Our eureka moment was the operators in the field doing rounds who are filling out incident reports, who are filling out change reports, who were dong their CMMS work orders, the knowledge we needed was in their head. So the trick is to get it out their head but do it cleanly right when they are capturing it.
Facilities management teams are typically quite conservative. They need a good reason to invest time in new software. What’s the unique selling proposition for MCIM?
We are enabling data science. You can’t do data science on an Excel spreadsheet – not at scale anyway – and you certainly can’t do it with data on clipboards. If you really want to get into data science, then you really have to have a clear-cut understanding of the relationships between your different pieces of data. And in our system, everything is related. But we are able to achieve that without burdening them to fill out all sorts of stuff that they wouldn’t normally fill out.

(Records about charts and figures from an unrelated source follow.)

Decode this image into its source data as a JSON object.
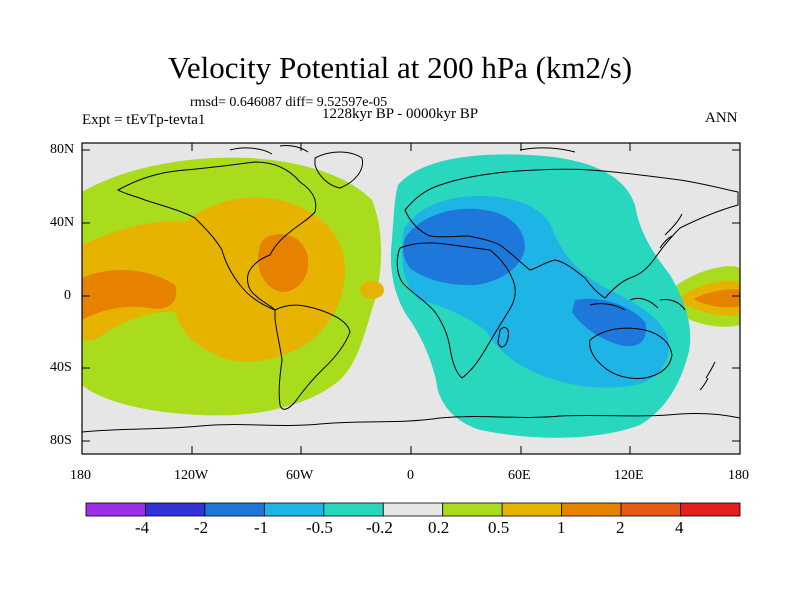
{
  "title": "Velocity Potential at 200 hPa (km2/s)",
  "subtitle": "rmsd= 0.646087 diff= 9.52597e-05",
  "period": "1228kyr BP - 0000kyr BP",
  "expt": "Expt = tEvTp-tevta1",
  "season": "ANN",
  "axes": {
    "lat_labels": [
      "80N",
      "40N",
      "0",
      "40S",
      "80S"
    ],
    "lon_labels": [
      "180",
      "120W",
      "60W",
      "0",
      "60E",
      "120E",
      "180"
    ]
  },
  "colorbar": {
    "colors": [
      "#9b30e6",
      "#3232d6",
      "#1e78dc",
      "#1eb4e6",
      "#28d7be",
      "#e6e6e6",
      "#aadc1e",
      "#e6b400",
      "#e68200",
      "#e65a14",
      "#e61e1e"
    ],
    "labels": [
      "-4",
      "-2",
      "-1",
      "-0.5",
      "-0.2",
      "0.2",
      "0.5",
      "1",
      "2",
      "4"
    ]
  },
  "colors": {
    "land_line": "#000000",
    "background": "#e6e6e6"
  }
}
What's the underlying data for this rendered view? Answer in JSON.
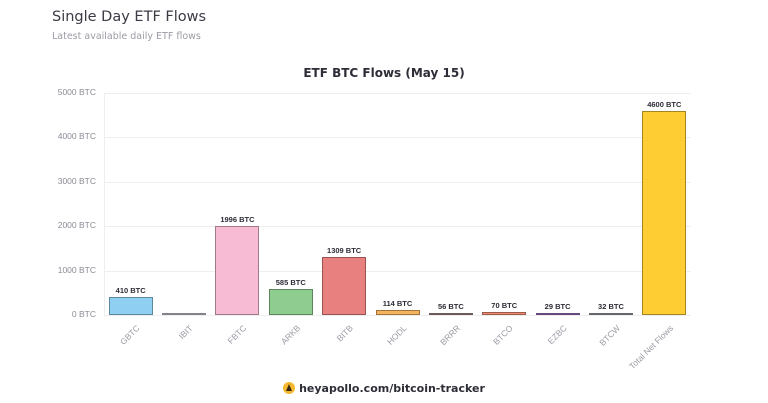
{
  "header": {
    "title": "Single Day ETF Flows",
    "subtitle": "Latest available daily ETF flows"
  },
  "footer": {
    "icon": "apollo-logo-icon",
    "text": "heyapollo.com/bitcoin-tracker"
  },
  "chart_data": {
    "type": "bar",
    "title": "ETF BTC Flows (May 15)",
    "xlabel": "",
    "ylabel": "",
    "ylim": [
      0,
      5000
    ],
    "grid": true,
    "legend": null,
    "y_ticks": [
      "0 BTC",
      "1000 BTC",
      "2000 BTC",
      "3000 BTC",
      "4000 BTC",
      "5000 BTC"
    ],
    "categories": [
      "GBTC",
      "IBIT",
      "FBTC",
      "ARKB",
      "BITB",
      "HODL",
      "BRRR",
      "BTCO",
      "EZBC",
      "BTCW",
      "Total Net Flows"
    ],
    "values": [
      410,
      0,
      1996,
      585,
      1309,
      114,
      56,
      70,
      29,
      32,
      4600
    ],
    "value_labels": [
      "410 BTC",
      "",
      "1996 BTC",
      "585 BTC",
      "1309 BTC",
      "114 BTC",
      "56 BTC",
      "70 BTC",
      "29 BTC",
      "32 BTC",
      "4600 BTC"
    ],
    "colors": [
      "#8fd0f2",
      "#c9c9d6",
      "#f7bcd3",
      "#8fcc8f",
      "#e88080",
      "#f5b35e",
      "#a88a86",
      "#f08a70",
      "#a070c0",
      "#9aa0a8",
      "#fdcd33"
    ]
  }
}
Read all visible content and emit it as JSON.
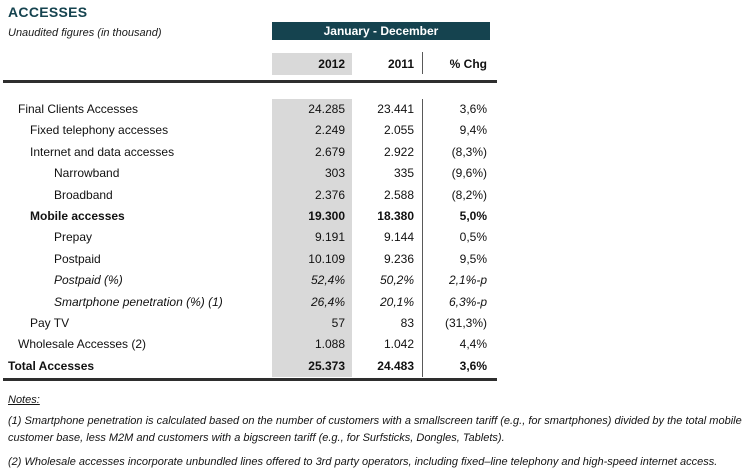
{
  "header": {
    "title": "ACCESSES",
    "subtitle": "Unaudited figures (in thousand)",
    "period": "January - December"
  },
  "columns": {
    "c2012": "2012",
    "c2011": "2011",
    "chg": "% Chg"
  },
  "table": {
    "rows": [
      {
        "label": "Final Clients Accesses",
        "v2012": "24.285",
        "v2011": "23.441",
        "chg": "3,6%",
        "indent": 1,
        "style": "normal"
      },
      {
        "label": "Fixed telephony accesses",
        "v2012": "2.249",
        "v2011": "2.055",
        "chg": "9,4%",
        "indent": 2,
        "style": "normal"
      },
      {
        "label": "Internet and data accesses",
        "v2012": "2.679",
        "v2011": "2.922",
        "chg": "(8,3%)",
        "indent": 2,
        "style": "normal"
      },
      {
        "label": "Narrowband",
        "v2012": "303",
        "v2011": "335",
        "chg": "(9,6%)",
        "indent": 3,
        "style": "normal"
      },
      {
        "label": "Broadband",
        "v2012": "2.376",
        "v2011": "2.588",
        "chg": "(8,2%)",
        "indent": 3,
        "style": "normal"
      },
      {
        "label": "Mobile accesses",
        "v2012": "19.300",
        "v2011": "18.380",
        "chg": "5,0%",
        "indent": 2,
        "style": "bold"
      },
      {
        "label": "Prepay",
        "v2012": "9.191",
        "v2011": "9.144",
        "chg": "0,5%",
        "indent": 3,
        "style": "normal"
      },
      {
        "label": "Postpaid",
        "v2012": "10.109",
        "v2011": "9.236",
        "chg": "9,5%",
        "indent": 3,
        "style": "normal"
      },
      {
        "label": "Postpaid (%)",
        "v2012": "52,4%",
        "v2011": "50,2%",
        "chg": "2,1%-p",
        "indent": 3,
        "style": "italic"
      },
      {
        "label": "Smartphone penetration (%) (1)",
        "v2012": "26,4%",
        "v2011": "20,1%",
        "chg": "6,3%-p",
        "indent": 3,
        "style": "italic"
      },
      {
        "label": "Pay TV",
        "v2012": "57",
        "v2011": "83",
        "chg": "(31,3%)",
        "indent": 2,
        "style": "normal"
      },
      {
        "label": "Wholesale Accesses (2)",
        "v2012": "1.088",
        "v2011": "1.042",
        "chg": "4,4%",
        "indent": 1,
        "style": "normal"
      },
      {
        "label": "Total Accesses",
        "v2012": "25.373",
        "v2011": "24.483",
        "chg": "3,6%",
        "indent": 0,
        "style": "bold"
      }
    ]
  },
  "notes": {
    "heading": "Notes:",
    "note1": "(1) Smartphone penetration is calculated based on the number of customers with a smallscreen tariff (e.g., for smartphones) divided by the total mobile customer base, less M2M and customers with a bigscreen tariff (e.g., for Surfsticks, Dongles, Tablets).",
    "note2": "(2) Wholesale accesses incorporate unbundled lines offered to 3rd party operators, including fixed–line telephony and high-speed internet access."
  },
  "colors": {
    "accent_teal": "#15434f",
    "highlight_gray": "#d9d9d9",
    "rule_dark": "#2e2e2e"
  }
}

But how can you use that data to practically help operators?
When someone logs an incident report, they are able to associate every asset or assets that were involved in the incident and then say what the source of that failure was. That information is crowdsourced and clustered automatically. That enables us to correlate not only what the asset condition index, or ACI, score is of a particular piece of equipment, but we can also say for example that at 85 percent of their useful life, centrifugal chillers typically start to see an increasing occurrence of a specific kind of failure.
So who are your main target customers now?
We are definitely selling direct, but we are also selling it to the FM service providers. We are not selling it to the equipment providers right now, and the reason for that is that I think that somewhat presents a conflict of interests, when we are presenting performance data, failure data on the equipment, when we are working closely with the provider of the equipment.
Longer term it seems that as suppliers add sophistication to their equipment – through IoT and even DMaaS – CMMS tools as well as the functionality offered by MCIM might be eventually outmoded?
To me a lot of that [DMaaS] is falling into the machine-generated data component, and while it is very much part and parcel of the maintenance schedule, etc., there is still going to be a human-interaction piece of it. Every facility manager wants to enforce global standardization and governance. They want to be able to drive analytics and business intelligence. They want to know how much it costs to operate different pieces of equipment, what’s the cost of maintenance, and all those kinds of things, and what are the opportunities for improvement. And the opportunities for improvement don’t just exist on the machine side. At least for now you are going to need people to interact with equipment. Until we are all replaced by robots, you are going to have maintenance done by individuals in the field.